For the seasoned mathematician, this is a relatively obvious statement.  In a complete metric space, the sequence will even have a limit, and thus trivially be bounded by just taking a ball around the limit and noting only finitely many things lie outside.  But when a student asked about this question and the question did not specify the space was complete, I thought that I might be able to construct a counterexample — you know, the points are close together but just far enough apart such that they go off to infinity.
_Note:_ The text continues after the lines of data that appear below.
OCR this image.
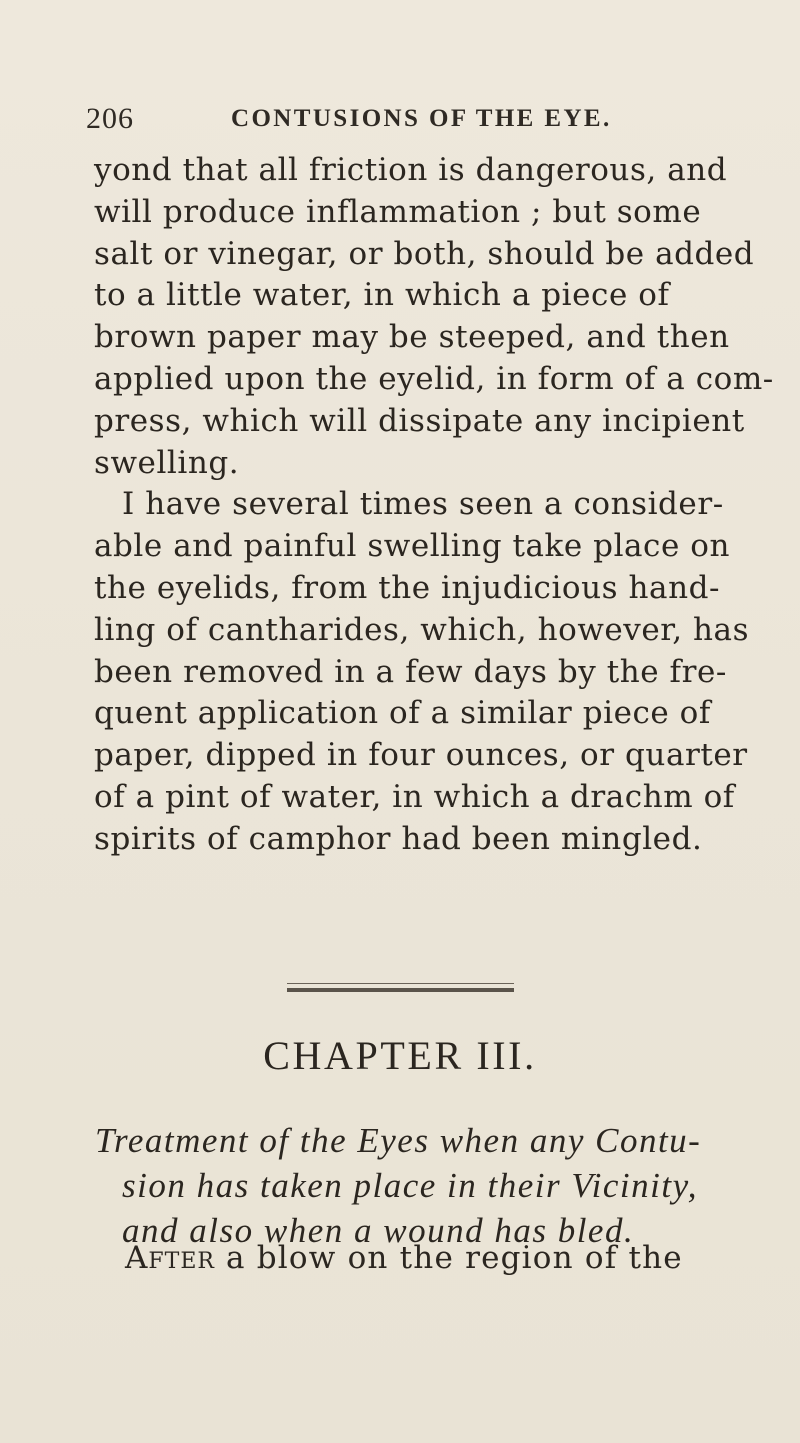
206	CONTUSIONS OF THE EYE.
yond that all friction is dangerous, and
will produce inflammation ; but some
salt or vinegar, or both, should be added
to a little water, in which a piece of
brown paper may be steeped, and then
applied upon the eyelid, in form of a com-
press, which will dissipate any incipient
swelling.
I have several times seen a consider-
able and painful swelling take place on
the eyelids, from the injudicious hand-
ling of cantharides, which, however, has
been removed in a few days by the fre-
quent application of a similar piece of
paper, dipped in four ounces, or quarter
of a pint of water, in which a drachm of
spirits of camphor had been mingled.
CHAPTER III.
Treatment of the Eyes when any Contu-
sion has taken place in their Vicinity,
and also when a wound has bled.
After a blow on the region of the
This sort of thing happens all the time in mathematics: for example, the integral of $x^{-0.99\dots 9}$ from 0 to 1 is integrable so long as there are finitely many 9’s in the decimal expansion (you can actually prove this directly by integrating).  This means that even something like

$\displaystyle \int_{0}^{1} x^{-0.99999999999999999999999999999999999999999999}\,dx < \infty$

while

$\displaystyle \int_{0}^{1}x^{-1}dx = \infty$

Even though we can make the former arbitrary close to the latter, the latter is just big enough that it does not have a finite integral.

Of course, this just doesn’t happen with Cauchy sequences metric spaces.  After sketching a few pictures, I had an "oh, duh." moment and was able to sketch a quick proof.  The proof of this theorem was actually an enlightening experience for me, since it demonstrated to me just how strict the criteria "$\{x_{n}\}$ is Cauchy" is.  Also, it’s also a slick proof, so I couldn’t resist posting it.

Theorem: Let $X$ be a metric space with metric $d$.  Let $\{x_{n}\}$ be Cauchy.  Then $\{x_{n}\}$ is bounded.

Proof.  Pick any $\epsilon > 0$; say, $\epsilon = 1$.  Then by assumption, there exists some $N_{1}\in {\mathbb N}$ such that for all $n,m\geq N_{1}$ we have that $d(x_{n},x_{m}) < 1$.  Now let $k\in {\mathbb N}$ and $k \geq N_{1}$.  Note that $d(x_{k}, x_{m}) < 1$, so there are infinitely many terms of this sequence inside the ball of radius 1 centered at $x_{k}$; thus, these terms are bounded.

But now we only have to consider finitely many terms which are potentially not inside this ball, namely $\{x_{1}, x_{2}, \dots, x_{k-1}\}$.  But since there are only finitely many of these, there exists one which is a maximum distance away from $x_{k}$.  Let’s call this maximum distance $M$.  Then all of the points in the sequence lie inside the ball of radius $M + 1$ away from $x_{k}$.  Hence the sequence is bounded.  $\Box$

### 6 Responses to “Cute Proofs: Every Cauchy Sequence in a Metric Space is Bounded.”

1. thank you said

I was stuck on this proof for a while now using my book. Seeing the little picture and last paragraph it all cleared up. Thanks a lot!

2. Izuddeen Kabir said

Thanks for the briefness. it really helps!

thank you sir

4. Anonymous said

what is ball

5. Abhishek said

beautiful.the unit ball arguement is very nice and intuitive. Normally in other texts,people would break the Cauchy sequence in a finite part and infinite part. We can show that every finite sequence is bounded and for the infinite part we say it is smaller than a term + the boundedness criterion(say epsilon). Hence the whole sequence is bounded. Instead of that,we can use the unit ball arguement of yours.